Ahí están, hablan. Las jarras de cerveza, las bufandas largas de invierno, las chisteras ajadas encima de la mesa. Se preguntan el uno al otro qué es la música sin llegar a ninguna respuesta; alaban la música de Mozart, Las Bodas de Fígaro y La Flauta; critican a los otros compositores, a Hummel, Cherubini y Kramer; hablan de ese príncipe alemán que fue a Londres para convertirse en payaso, componer odas a la reina Anne y luego dejarse los ojos escribiendo las quince mil notas que forman el cuerpo del Mesías; hablan de ese otro que vivió en Leipzig, ese evangelista, que juntó el estilo antiguo con la moda italiana y que Dios, como a Job, le arrebató la vista pero le puso una aureola en la cabeza.
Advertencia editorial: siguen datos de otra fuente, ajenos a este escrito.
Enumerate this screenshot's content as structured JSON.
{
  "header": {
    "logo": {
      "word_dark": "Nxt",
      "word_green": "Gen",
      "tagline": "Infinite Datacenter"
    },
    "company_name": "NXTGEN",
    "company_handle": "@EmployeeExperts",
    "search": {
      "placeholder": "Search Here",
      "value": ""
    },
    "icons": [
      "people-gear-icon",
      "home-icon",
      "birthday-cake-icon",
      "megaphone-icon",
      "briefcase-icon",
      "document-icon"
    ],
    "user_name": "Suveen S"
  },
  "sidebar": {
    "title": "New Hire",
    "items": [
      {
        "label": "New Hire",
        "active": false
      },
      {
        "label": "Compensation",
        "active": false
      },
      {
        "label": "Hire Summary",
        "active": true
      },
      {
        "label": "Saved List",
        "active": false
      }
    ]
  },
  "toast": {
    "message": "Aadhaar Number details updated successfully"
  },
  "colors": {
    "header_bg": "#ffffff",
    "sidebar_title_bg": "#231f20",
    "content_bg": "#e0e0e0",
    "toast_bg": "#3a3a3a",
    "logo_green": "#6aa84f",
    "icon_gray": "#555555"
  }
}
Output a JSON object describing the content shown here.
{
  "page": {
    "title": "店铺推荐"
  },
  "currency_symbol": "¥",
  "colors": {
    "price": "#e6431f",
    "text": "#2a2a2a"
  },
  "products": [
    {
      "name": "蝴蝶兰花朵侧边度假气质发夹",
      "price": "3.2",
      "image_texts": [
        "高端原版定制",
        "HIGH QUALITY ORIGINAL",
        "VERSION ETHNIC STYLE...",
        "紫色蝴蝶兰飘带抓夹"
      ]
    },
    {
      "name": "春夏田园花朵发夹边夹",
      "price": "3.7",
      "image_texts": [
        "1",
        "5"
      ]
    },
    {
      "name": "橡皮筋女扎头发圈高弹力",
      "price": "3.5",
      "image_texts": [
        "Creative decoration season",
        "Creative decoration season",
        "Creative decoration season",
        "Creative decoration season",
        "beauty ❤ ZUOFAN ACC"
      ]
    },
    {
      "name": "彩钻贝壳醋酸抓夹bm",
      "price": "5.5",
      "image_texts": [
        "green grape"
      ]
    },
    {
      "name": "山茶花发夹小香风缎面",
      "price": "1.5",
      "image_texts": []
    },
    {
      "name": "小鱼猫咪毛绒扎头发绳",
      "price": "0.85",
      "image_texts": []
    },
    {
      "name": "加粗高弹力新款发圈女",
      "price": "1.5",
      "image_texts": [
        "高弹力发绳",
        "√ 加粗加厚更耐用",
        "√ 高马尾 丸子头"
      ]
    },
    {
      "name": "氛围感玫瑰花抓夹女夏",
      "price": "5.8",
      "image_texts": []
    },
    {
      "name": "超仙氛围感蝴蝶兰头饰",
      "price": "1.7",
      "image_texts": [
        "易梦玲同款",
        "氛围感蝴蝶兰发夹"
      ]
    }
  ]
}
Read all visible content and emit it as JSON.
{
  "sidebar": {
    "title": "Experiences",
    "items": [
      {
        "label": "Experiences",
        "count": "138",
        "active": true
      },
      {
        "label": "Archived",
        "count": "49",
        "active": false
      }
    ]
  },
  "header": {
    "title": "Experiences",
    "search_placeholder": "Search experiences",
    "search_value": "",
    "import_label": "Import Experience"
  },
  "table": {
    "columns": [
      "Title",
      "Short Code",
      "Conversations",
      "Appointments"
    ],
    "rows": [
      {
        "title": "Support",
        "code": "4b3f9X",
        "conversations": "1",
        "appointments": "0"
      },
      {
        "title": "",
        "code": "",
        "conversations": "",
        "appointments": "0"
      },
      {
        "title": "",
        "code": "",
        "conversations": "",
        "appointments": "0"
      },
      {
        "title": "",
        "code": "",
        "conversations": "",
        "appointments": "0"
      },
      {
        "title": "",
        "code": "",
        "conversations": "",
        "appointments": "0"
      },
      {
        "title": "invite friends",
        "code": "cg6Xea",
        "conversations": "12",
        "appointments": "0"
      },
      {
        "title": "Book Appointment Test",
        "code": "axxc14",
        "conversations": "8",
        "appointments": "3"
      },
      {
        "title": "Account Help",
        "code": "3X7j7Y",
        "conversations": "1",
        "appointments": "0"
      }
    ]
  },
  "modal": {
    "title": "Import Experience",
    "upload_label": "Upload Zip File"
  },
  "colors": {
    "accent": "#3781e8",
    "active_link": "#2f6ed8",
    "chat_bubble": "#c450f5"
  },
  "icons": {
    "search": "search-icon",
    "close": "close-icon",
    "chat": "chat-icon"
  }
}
Se preguntan si son felices. Si la felicidad es esto: tener que escribir notas sobre un papel, día tras día, sin poder oirlas o sin nadie que pague por ellas; si la felicidad es lo que sienten cuando esa música suena por primera vez. Se dicen el uno al otro que la felicidad es lo que ocurre entre medias, cuando aún no se han dado las partituras, mientras solamente existe el acto de escribir por las mañanas entre el café y la hora de comer y piensan en cómo resolver ese acorde de séptima disminuida que llevan sin pulir una semana. ¿Son felices ahí? ¿Sólo dura ese momento en tanto que aún no se comparte con el mundo? ¿Es la música un acto de amor? ¿A quién le deben esa música? ¿A la Verdad? ¿A sí mismos? ¿Al tiempo que está por venir? ¿Al mundo? Terminan la cerveza. Beethoven mira el reloj. Es de noche. Los dos se despiden. Ninguno de los dos sabe que faltan solamente tres meses para marzo de 1827 y que noviembre de 1828 está a la vuelta de la esquina. Empieza a nevar.